Меньше всего Постольскому хотелось оставаться в одиночестве, но приказ есть приказ, и поручику совсем не улыбалось открыто перечить решениям старшего по званию. Из прихожей вело только два пути – лестница на второй этаж и дверь слева, через которую они начали осмотр первого этажа. Было пугающе пусто – ни движения, ни звука.
Пентаграмма, которую ему передал Корсаков, практически жгла кожу на груди, под одеждой. Не буквально, конечно. Скорее, своей неправильностью, неуместностью, непонятностью. Владимир утверждал, что амулет должен спасти его от невидимых духов, которые, возможно, прямо сейчас, в этот самый момент, окружают его. Стремятся пробраться в его тело – через ноздри, через рот, через глаза. Превратить его в осклабившуюся гротескную куклу в мундире с белой жижей на щеках. Павел нащупал пентаграмму и вытянул ее поверх одежды, крепко сжав в кулаке. Это придало ему уверенности.
Ненадолго. Нораев сказал ему, что Корсакову нельзя доверять. «А можно ли доверять самому ротмистру?» – спросил мерзкий голосок у Павла в голове. В поведении Нораева было что-то неестественное – странный охотничий азарт и кривая ухмылка не вязались с образом всегда спокойного и бесстрастного жандарма. И сейчас они с Корсаковым, не говоря уже о странной Амалии Штеффель, играют в смертельно опасные прятки в пустом особняке, который уже унес жизни как минимум семи человек.
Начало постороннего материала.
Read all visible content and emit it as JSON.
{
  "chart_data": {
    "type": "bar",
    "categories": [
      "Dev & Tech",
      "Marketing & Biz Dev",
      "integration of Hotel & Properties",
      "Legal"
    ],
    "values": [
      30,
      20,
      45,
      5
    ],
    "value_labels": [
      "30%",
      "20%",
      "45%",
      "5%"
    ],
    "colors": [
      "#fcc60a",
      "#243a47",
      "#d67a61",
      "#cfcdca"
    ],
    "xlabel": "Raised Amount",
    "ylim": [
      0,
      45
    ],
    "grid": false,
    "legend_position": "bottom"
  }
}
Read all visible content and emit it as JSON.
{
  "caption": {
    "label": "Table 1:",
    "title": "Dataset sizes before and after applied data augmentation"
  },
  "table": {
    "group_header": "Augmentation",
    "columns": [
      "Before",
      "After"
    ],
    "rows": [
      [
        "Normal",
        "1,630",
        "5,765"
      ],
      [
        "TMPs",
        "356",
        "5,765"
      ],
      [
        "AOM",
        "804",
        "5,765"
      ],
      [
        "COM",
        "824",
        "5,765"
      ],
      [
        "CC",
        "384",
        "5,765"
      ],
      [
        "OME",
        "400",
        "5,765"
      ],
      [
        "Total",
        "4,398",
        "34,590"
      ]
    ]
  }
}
«А куда делся оставшийся участник ритуала?» – спросил все тот же голос. Если в доме уже есть одна тайная комната, то почему не быть второй? Где сейчас сидит настоящий кукловод, только и ждущий… Чего? Он мог покинуть дом до прибытия людей Назарова и до жандармского оцепления. Что держит его здесь? Амалия Штеффель, которой удалось спрятаться? Или он ждал их? И сейчас, когда четверо гостей разбрелись по дому, они удобная добыча, чтобы убить их, одного за другим.
А если… Тут он сглотнул. А если кто-то из трех его спутников в сговоре с этим восьмым гостем?
На самом деле не так уж важно было, какая версия окажется правдой. Беда заключалась в другом – сейчас он единственный, кто торчит на видном месте, словно оловянный солдатик из сказки. Приходи – и убей!
– К черту! – пробормотал Павел. Он не собирался оставаться удобной добычей для злых сил этого дома, сверхъестественных или нет. Его неудержимо влекло обратно в зал с зеркалом – словно голос в голове произносил фразу, знакомую со школы, с уроков Закона Божия. «Иди и смотри». За выходами в любом случае следят жандармы из оцепления, а у него есть дела поважнее. Поручик Постольский впервые в жизни нарушил приказ – и покинул свой пост.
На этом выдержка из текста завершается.